Sarifou Barry Dimanche, 27 Janvier 2013 18:28
Accusé pour « complicité et détention illégale d’arme de guerre » dans l’attaque contre le domicile privé du président de la République le 19 juillet 2011, Thierno Sadou Diallo a comparu ce mardi 22 janvier à la barre avec Mamadou Alpha Diallo et El hadj Boubacar Diallo. Au cours de son audition, le prévenu Thierno Sadou Diallo précise qu’il y a eu des altercations entre lui et le gouverneur de la ville de Conakry, le commandant Sékou Resco Camara.
Thierno Sadou Diallo à qui on reproche d’avoir collecté des armes à des fins d’auto-défense au cas où le coup d’Etat réussirait, nie toute implication dans cette affaire. Il dit ne pas connaitre Baba Aliou Barry et Mme Fatou Badiar. Cependant, il dira qu’il a été filé par un certain Malal Bah alias Djarou.
Après avoir expliqué les conditions dans lesquelles, il a été arrêté le 27 août 2011 à Cosa, l’accusé fera savoir qu’il y a eu une altercation entre lui et le gouverneur de la ville de Conakry, le commandant Sékou Resco Camara qui aurait tenu des propos ethnocentristes à son égard.
« (…) Après m’avoir demandé si je connaissais Mme Fatou Badiar et d’autres, il m’a dit ceci : "Vous avez fait basculer le régime du général Conté, vous avez également fait basculer le régime du capitaine Dadis, mais cette fois-ci, on ne vous laissera pas faire, on va vous écraser." Je n’ai rien dit. Il est encore allé plus loin, il me dit : "toute la Fatiha que vous avez lue, va se retourner contre vous". Je n’ai pas répondu. Il est allé encore plus loin dans ses propos, il me dit : "vous, vous êtes les sacrifices de la communauté et on va vous griller". Je lui ai demandé nous qui ? Et quelle communauté ? Il m’a dit : "vous les Peulhs". Lorsqu’il m’a dit ça, je lui ai dit : "vous êtes un gouverneur ethnocentriste". Quand je lui ai dit ça, il s’est approché de moi et m’a giflé.

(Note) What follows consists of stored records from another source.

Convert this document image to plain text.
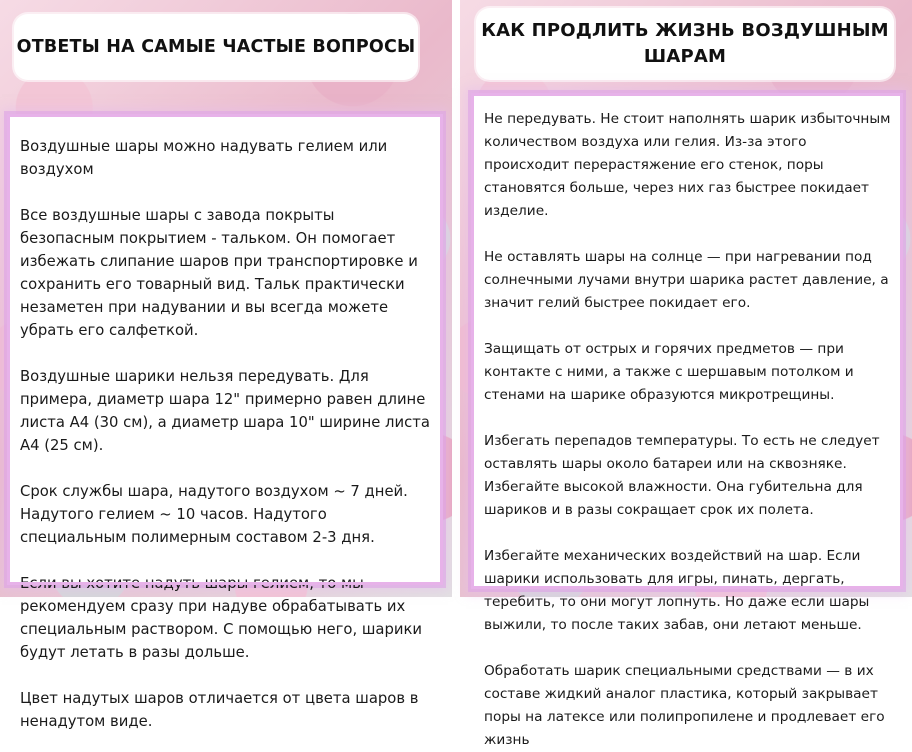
ОТВЕТЫ НА САМЫЕ ЧАСТЫЕ ВОПРОСЫ

Воздушные шары можно надувать гелием или воздухом

Все воздушные шары с завода покрыты безопасным покрытием - тальком. Он помогает избежать слипание шаров при транспортировке и сохранить его товарный вид. Тальк практически незаметен при надувании и вы всегда можете убрать его салфеткой.

Воздушные шарики нельзя передувать. Для примера, диаметр шара 12" примерно равен длине листа А4 (30 см), а диаметр шара 10" ширине листа А4 (25 см).

Срок службы шара, надутого воздухом ~ 7 дней. Надутого гелием ~ 10 часов. Надутого специальным полимерным составом 2-3 дня.

Если вы хотите надуть шары гелием, то мы рекомендуем сразу при надуве обрабатывать их специальным раствором. С помощью него, шарики будут летать в разы дольше.

Цвет надутых шаров отличается от цвета шаров в ненадутом виде.

КАК ПРОДЛИТЬ ЖИЗНЬ ВОЗДУШНЫМ ШАРАМ

Не передувать. Не стоит наполнять шарик избыточным количеством воздуха или гелия. Из-за этого происходит перерастяжение его стенок, поры становятся больше, через них газ быстрее покидает изделие.

Не оставлять шары на солнце — при нагревании под солнечными лучами внутри шарика растет давление, а значит гелий быстрее покидает его.

Защищать от острых и горячих предметов — при контакте с ними, а также с шершавым потолком и стенами на шарике образуются микротрещины.

Избегать перепадов температуры. То есть не следует оставлять шары около батареи или на сквозняке. Избегайте высокой влажности. Она губительна для шариков и в разы сокращает срок их полета.

Избегайте механических воздействий на шар. Если шарики использовать для игры, пинать, дергать, теребить, то они могут лопнуть. Но даже если шары выжили, то после таких забав, они летают меньше.

Обработать шарик специальными средствами — в их составе жидкий аналог пластика, который закрывает поры на латексе или полипропилене и продлевает его жизнь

Et lorsqu’il m’a giflé, je lui ai craché dessus », a-t-il dit avant d’ajouter que c’est parce qu’il avait les menottes aux poignets, sinon, il aurait riposté. « Et dès que je lui ai craché dessus, ses gardes se sont jetés sur moi, ils ont commencé à me mater ».
Plus loin, Thierno Sadou Diallo, soutient que lorsqu’il a reçu la visite du général Ibrahima Baldé (Haut commandant de la gendarmerie nationale), ce dernier lui aurait proposé de coopérer en échange d’une bourse d’études à l’étranger. Selon lui, après avoir été privé de nourriture pendant près d’une semaine « du 14 au 27 septembre », il a finalement accepté la proposition du général Baldé en écrivant lui-même une déposition dans laquelle il a fait des erreurs « grossières ».
Ces révélations sont loin de rassurer sur la volonté du gouvernement de faire de la Guinée un véritable Etat de droit. Car, si ces faits s’avéraient réels, le comportement de ces hauts gradés de l’armée mis en cause par les accusés, aura encore une fois terni l’image des forces de défense et de sécurité. Qui pourtant ont été félicitées récemment par le président Condé, pour la bonne marche de leur restructuration qui a démarré au lendemain de l’avènement d’un régime civil aux affaires.